Zuelsdorff M, Okonkwo OC, Norton D, Barnes LL, Graham KL, Clark LR, Wyman MF, Benton SF, Gee A, Lambrou N, Johnson SC, Gleason CE.

J Alzheimers Dis. 2019 Dec 6. doi: 10.3233/JAD-190439. [Epub ahead of print]

Abstract

BACKGROUND: It is well-documented that African Americans have elevated risk for cognitive impairment and dementia in late life, but reasons for the racial disparities remain unknown. Stress processes have been linked to premature age-related morbidity, including Alzheimer's and related dementias (ADRD), and plausibly contribute to social disparities in cognitive aging. OBJECTIVE: We examined the relationship between stressful life events and cognitive decline among African American and White participants enrolled in the Wisconsin Registry for Alzheimer's Prevention (WRAP). METHODS: Linear mixed models including demographic, literacy, and health-related covariates were used to estimate (1) relationships between a life event index score and decline in cognitive test performance in two domains of executive function (Speed & Flexibility, Working Memory) and one domain of episodic memory (Verbal Learning & Memory) among 1,241 WRAP enrollees, stratified by race, and (2) contributions of stressful life events to racial differences in cognition within the full sample. RESULTS: African Americans (N = 50) reported more stressful life events than Whites (N = 1,191). Higher stress scores associated with poorer Speed & Flexibility performance in both groups, though not with declines across time, and partially explained racial differentials in this domain.

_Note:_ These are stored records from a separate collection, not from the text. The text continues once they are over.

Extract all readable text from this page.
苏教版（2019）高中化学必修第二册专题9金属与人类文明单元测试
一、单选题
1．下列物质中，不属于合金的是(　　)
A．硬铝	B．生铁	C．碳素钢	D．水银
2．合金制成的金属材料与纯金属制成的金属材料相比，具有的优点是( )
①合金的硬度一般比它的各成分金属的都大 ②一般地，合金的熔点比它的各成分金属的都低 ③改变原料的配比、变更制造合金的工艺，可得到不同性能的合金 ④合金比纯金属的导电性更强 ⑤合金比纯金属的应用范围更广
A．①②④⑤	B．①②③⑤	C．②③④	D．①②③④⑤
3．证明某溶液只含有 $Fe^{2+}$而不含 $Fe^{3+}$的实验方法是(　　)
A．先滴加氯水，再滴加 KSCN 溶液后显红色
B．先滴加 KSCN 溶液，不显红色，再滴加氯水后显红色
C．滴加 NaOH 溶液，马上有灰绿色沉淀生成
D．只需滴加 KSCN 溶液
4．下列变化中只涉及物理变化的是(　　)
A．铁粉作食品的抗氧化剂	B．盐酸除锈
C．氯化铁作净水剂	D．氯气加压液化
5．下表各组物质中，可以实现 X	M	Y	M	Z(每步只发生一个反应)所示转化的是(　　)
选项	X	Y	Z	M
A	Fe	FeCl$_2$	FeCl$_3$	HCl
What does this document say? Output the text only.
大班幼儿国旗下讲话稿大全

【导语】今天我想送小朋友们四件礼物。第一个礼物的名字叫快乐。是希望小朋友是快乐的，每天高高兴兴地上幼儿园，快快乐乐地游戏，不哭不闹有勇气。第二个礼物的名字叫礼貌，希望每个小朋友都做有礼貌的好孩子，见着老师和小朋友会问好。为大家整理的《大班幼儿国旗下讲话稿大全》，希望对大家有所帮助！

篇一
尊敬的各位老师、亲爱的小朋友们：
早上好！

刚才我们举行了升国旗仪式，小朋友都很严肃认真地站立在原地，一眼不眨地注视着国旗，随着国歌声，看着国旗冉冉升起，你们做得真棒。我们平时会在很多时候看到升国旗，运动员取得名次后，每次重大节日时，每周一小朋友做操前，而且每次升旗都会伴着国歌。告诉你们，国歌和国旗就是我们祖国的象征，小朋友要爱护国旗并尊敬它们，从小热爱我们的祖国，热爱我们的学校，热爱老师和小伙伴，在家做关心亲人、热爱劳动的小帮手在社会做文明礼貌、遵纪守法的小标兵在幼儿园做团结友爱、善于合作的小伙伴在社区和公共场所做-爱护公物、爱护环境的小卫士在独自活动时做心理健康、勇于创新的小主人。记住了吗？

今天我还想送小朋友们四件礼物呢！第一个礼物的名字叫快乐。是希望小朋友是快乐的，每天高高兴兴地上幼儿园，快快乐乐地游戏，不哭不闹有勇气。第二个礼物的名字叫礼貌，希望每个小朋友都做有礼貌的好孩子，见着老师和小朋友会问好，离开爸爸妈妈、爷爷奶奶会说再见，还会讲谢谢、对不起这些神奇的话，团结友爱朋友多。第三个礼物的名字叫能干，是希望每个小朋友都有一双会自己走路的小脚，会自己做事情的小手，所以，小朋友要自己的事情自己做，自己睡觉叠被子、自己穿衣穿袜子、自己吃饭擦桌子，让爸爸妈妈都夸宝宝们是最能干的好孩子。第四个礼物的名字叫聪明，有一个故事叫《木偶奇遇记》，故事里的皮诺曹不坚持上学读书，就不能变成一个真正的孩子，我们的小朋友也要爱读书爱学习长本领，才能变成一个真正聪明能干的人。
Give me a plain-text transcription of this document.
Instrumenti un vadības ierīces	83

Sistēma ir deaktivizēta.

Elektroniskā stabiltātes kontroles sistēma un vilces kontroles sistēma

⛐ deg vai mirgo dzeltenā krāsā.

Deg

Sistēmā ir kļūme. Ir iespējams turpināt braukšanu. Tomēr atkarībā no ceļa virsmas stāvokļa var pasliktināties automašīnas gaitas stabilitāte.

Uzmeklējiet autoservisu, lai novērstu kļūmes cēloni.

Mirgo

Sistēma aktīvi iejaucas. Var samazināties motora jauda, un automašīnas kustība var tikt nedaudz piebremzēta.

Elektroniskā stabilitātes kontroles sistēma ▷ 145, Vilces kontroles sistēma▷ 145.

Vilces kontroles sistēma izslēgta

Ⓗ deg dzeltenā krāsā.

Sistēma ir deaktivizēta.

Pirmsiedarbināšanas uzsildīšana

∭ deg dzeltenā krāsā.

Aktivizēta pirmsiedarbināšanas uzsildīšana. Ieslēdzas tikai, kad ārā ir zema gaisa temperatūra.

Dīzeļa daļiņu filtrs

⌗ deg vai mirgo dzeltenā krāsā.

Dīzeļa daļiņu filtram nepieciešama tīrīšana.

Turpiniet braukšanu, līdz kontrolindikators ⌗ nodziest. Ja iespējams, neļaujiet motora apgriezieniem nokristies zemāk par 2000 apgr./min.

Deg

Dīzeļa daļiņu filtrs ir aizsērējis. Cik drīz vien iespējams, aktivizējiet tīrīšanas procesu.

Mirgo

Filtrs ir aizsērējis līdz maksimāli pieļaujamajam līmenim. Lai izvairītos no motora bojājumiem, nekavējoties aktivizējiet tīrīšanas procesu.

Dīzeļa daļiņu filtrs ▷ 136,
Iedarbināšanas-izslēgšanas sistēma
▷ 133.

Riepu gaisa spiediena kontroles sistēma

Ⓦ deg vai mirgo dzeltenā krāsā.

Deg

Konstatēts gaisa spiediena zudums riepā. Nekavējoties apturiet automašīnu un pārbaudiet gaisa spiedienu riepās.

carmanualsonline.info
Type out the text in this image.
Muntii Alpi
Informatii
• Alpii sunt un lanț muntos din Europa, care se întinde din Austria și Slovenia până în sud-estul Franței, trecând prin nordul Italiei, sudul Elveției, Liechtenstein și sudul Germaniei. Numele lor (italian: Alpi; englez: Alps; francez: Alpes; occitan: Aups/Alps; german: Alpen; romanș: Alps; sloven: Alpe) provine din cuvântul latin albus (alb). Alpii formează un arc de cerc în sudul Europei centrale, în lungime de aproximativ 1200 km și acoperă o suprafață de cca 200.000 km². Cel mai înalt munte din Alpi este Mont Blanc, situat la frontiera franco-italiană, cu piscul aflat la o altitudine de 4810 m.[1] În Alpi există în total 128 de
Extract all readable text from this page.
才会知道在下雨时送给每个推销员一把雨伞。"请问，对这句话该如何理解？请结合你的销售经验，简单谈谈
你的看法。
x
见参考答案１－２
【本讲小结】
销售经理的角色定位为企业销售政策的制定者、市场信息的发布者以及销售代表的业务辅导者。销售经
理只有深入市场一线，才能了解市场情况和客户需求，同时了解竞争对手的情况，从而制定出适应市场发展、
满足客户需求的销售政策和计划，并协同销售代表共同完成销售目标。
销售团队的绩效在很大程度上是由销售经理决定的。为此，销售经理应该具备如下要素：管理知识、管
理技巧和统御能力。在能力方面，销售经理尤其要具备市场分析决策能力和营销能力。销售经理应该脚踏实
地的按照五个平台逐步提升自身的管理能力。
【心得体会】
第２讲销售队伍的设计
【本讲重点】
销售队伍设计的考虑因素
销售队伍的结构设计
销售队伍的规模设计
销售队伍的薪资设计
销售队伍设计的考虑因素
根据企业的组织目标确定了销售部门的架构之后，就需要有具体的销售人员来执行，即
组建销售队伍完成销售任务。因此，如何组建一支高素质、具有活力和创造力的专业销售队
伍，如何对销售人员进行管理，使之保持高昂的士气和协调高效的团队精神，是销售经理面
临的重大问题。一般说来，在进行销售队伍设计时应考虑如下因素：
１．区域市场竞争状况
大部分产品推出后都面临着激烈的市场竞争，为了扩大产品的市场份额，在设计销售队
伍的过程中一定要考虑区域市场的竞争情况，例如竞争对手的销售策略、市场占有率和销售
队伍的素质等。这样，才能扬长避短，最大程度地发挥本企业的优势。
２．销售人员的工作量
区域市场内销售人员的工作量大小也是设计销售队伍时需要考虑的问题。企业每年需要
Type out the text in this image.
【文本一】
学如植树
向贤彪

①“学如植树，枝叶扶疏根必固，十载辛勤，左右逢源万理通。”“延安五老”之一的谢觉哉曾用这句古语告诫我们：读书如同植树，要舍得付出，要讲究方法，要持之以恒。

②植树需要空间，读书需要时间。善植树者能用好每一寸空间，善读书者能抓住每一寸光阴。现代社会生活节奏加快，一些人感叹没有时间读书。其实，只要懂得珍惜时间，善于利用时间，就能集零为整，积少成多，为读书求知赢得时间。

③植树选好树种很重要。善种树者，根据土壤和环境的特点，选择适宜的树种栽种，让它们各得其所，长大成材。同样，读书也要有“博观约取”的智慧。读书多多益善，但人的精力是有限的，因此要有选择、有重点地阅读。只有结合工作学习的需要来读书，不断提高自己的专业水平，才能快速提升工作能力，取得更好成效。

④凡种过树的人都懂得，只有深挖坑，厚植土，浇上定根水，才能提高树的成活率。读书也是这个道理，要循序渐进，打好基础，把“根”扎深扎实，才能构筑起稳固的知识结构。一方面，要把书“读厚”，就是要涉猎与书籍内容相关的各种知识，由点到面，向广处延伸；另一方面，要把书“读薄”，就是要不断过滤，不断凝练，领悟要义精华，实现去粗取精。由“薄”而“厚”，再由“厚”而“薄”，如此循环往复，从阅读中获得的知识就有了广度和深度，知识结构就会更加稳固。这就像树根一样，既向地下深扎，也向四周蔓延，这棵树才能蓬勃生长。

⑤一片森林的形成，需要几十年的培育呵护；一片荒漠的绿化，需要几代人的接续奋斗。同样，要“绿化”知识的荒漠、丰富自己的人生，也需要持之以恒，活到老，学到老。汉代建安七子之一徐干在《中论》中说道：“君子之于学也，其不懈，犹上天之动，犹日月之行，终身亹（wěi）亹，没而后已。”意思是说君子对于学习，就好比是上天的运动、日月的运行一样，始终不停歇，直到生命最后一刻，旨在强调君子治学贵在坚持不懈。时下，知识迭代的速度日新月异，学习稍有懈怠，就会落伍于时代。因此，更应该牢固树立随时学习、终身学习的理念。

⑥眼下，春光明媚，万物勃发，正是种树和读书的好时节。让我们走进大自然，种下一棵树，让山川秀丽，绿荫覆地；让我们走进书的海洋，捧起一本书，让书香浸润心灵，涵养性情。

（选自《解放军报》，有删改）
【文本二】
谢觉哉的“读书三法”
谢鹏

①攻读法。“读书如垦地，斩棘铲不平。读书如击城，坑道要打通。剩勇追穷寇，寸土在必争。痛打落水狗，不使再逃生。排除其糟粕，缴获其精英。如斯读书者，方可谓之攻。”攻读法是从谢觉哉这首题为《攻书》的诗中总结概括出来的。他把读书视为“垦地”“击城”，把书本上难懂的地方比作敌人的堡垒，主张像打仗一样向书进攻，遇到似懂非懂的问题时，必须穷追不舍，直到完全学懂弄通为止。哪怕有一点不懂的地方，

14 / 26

Among African Americans only, stressor exposure also associated with age-related decline in Verbal Learning & Memory. Stressor-cognition relationships were independent of literacy and health-related variables. CONCLUSIONS: Greater lifetime stress predicted poorer later-life cognition, and, in a small sample of African Americans, faster declines in a key domain of episodic memory. These preliminary findings suggest that future work in large minority aging cohorts should explore stress as an important source of modifiable, socially-rooted risk for impairment and ADRD in African Americans, who are disproportionately exposed to adverse experiences across the life course.